Childlike Faith in a Mad Universe

Eventually we learn that the parthenogenesis machine made the Bogeyman because the educational software on the space station determined that the children need monsters. Since machines are prone to be very literal, it made one. More than that, it literally made a bogeyman out of bogeys (what some might call boogers). The Doctor’s delight at discovering this is priceless. “Isn’t the universe mad?” This childlike embrace of the new, delighting in how much you lived rather than how many times you almost died, is what makes the Doctor a genuinely positive hero. I think there’s a lesson here for those who aspire to the childlike faith of which Jesus taught. Children may be inclined to trust but they are also naturally inquisitive. They always ask “why?” and delight in the discovery.

On thing that the Doctor realizes in this episode is that this bogeyman is the only one of its kind, just like the Doctor. He thus determines to save it rather than destroy it. It is worth thinking about this line of reasoning in light of what had been said earlier in the episode about the oddity of making it illegal to stop the baby-making machine. I won’t veer off into a discussion of the broader topic of when life begins (well before conception), when personhood develops and is present (we never learn whether the bogeyman is a sentient being), and whether an entity created by a malfunctioning computer to scare children has an inherent right to exist. The point is that here too we find that this episode that is pure silliness on the surface has depths worth exploring. The episode is called “Space Babies” and the Doctor realizes that the so-called bogeyman is one of them.

 

Wrapping Up

In a last bit of madness, the Doctor moves the station towards a planet that will accept the space babies as refugees by venting accumulated methane from nappies to generate thrust.

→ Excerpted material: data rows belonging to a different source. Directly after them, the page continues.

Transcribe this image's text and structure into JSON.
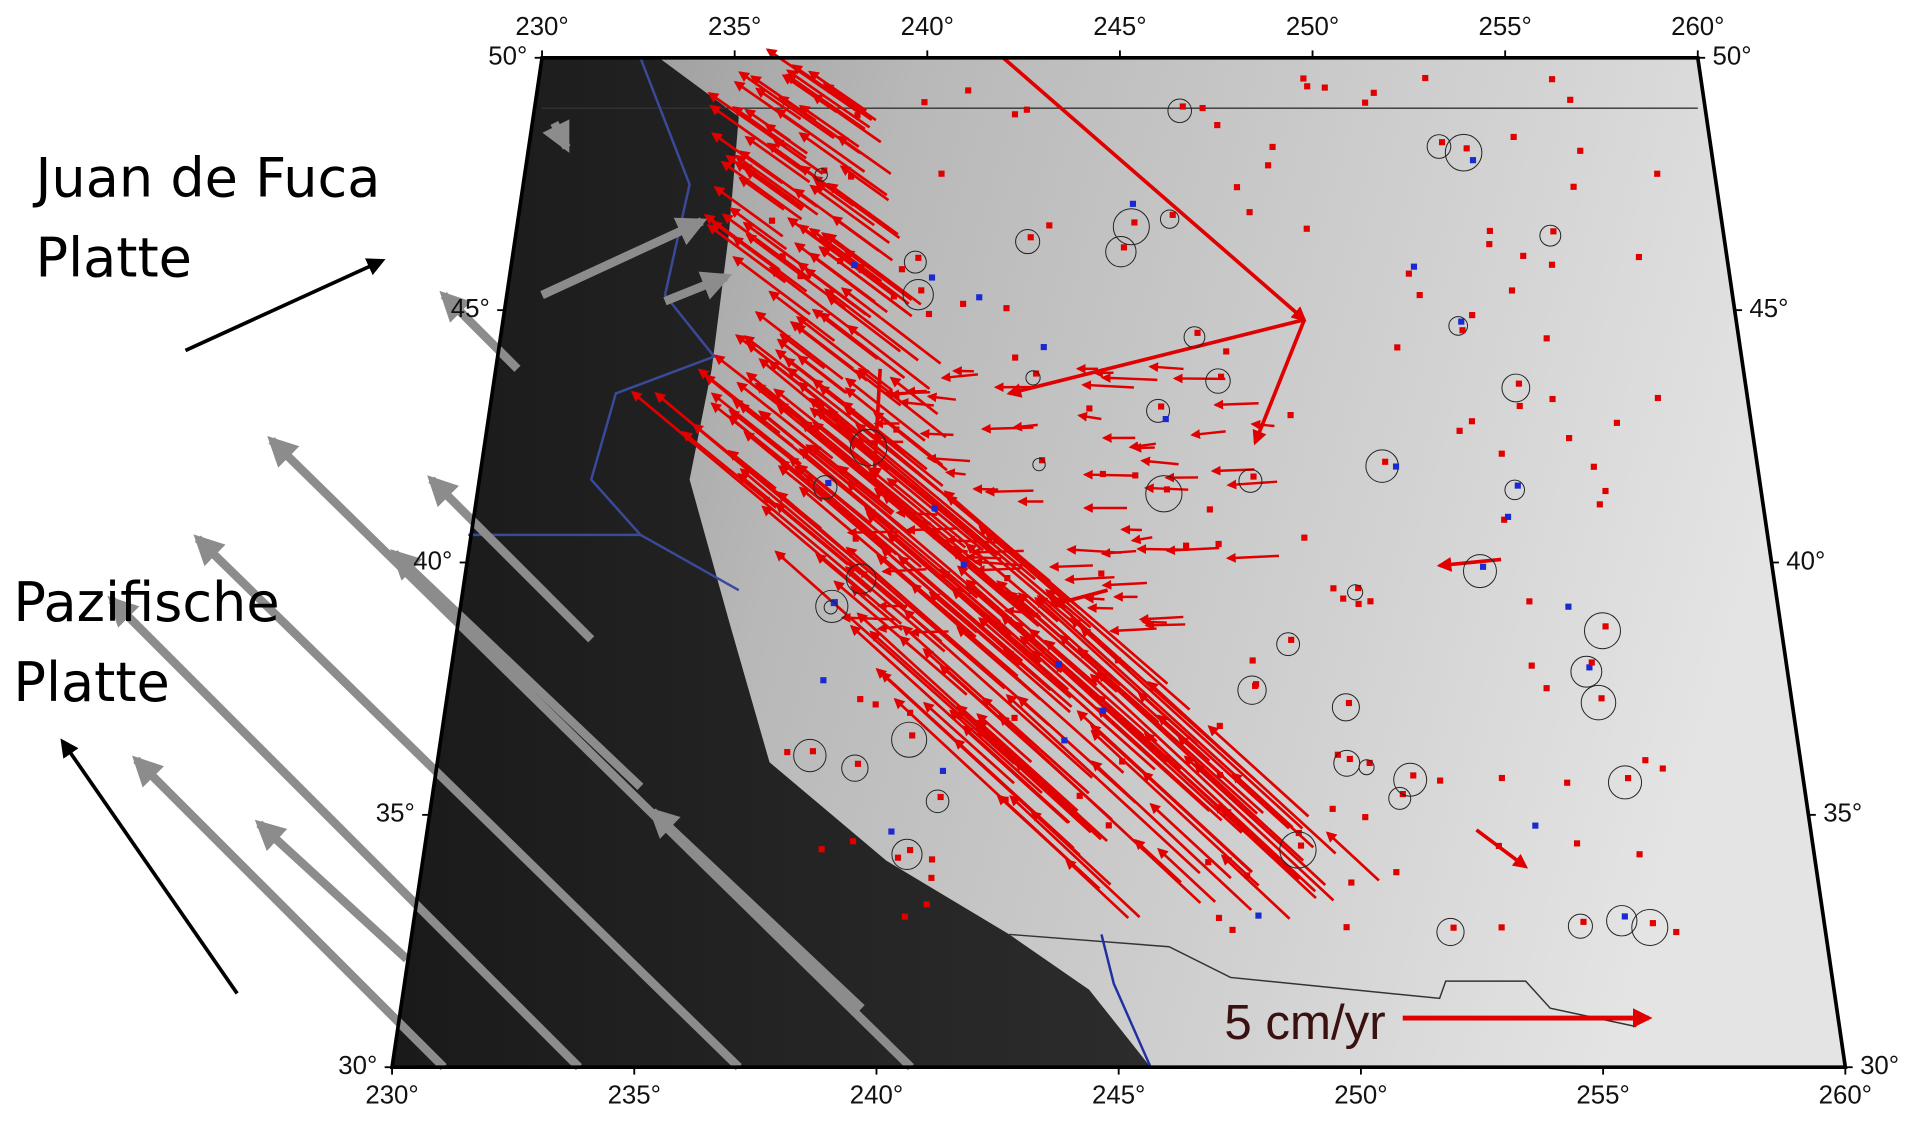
{
  "map": {
    "lonlim": [
      230,
      260
    ],
    "latlim": [
      30,
      50
    ],
    "lon_ticks": [
      {
        "value": 230,
        "label": "230°"
      },
      {
        "value": 235,
        "label": "235°"
      },
      {
        "value": 240,
        "label": "240°"
      },
      {
        "value": 245,
        "label": "245°"
      },
      {
        "value": 250,
        "label": "250°"
      },
      {
        "value": 255,
        "label": "255°"
      },
      {
        "value": 260,
        "label": "260°"
      }
    ],
    "lat_ticks": [
      {
        "value": 30,
        "label": "30°"
      },
      {
        "value": 35,
        "label": "35°"
      },
      {
        "value": 40,
        "label": "40°"
      },
      {
        "value": 45,
        "label": "45°"
      },
      {
        "value": 50,
        "label": "50°"
      }
    ],
    "plate_labels": {
      "juan_de_fuca": [
        "Juan de Fuca",
        "Platte"
      ],
      "pacific": [
        "Pazifische",
        "Platte"
      ]
    },
    "scale_label": "5 cm/yr"
  }
}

At the end of the episode the Doctor gives Ruby a TARDIS key. The relationship has escalated quickly, but in a way that is better than the Doctor whisking people off around time and space without trusting them to be able to get back in the TARDIS in an emergency as was the case on the classic series.

I’ll review “The Devil’s Chord” in a separate post. For now, judging “Space Babies” on its own, what did you think?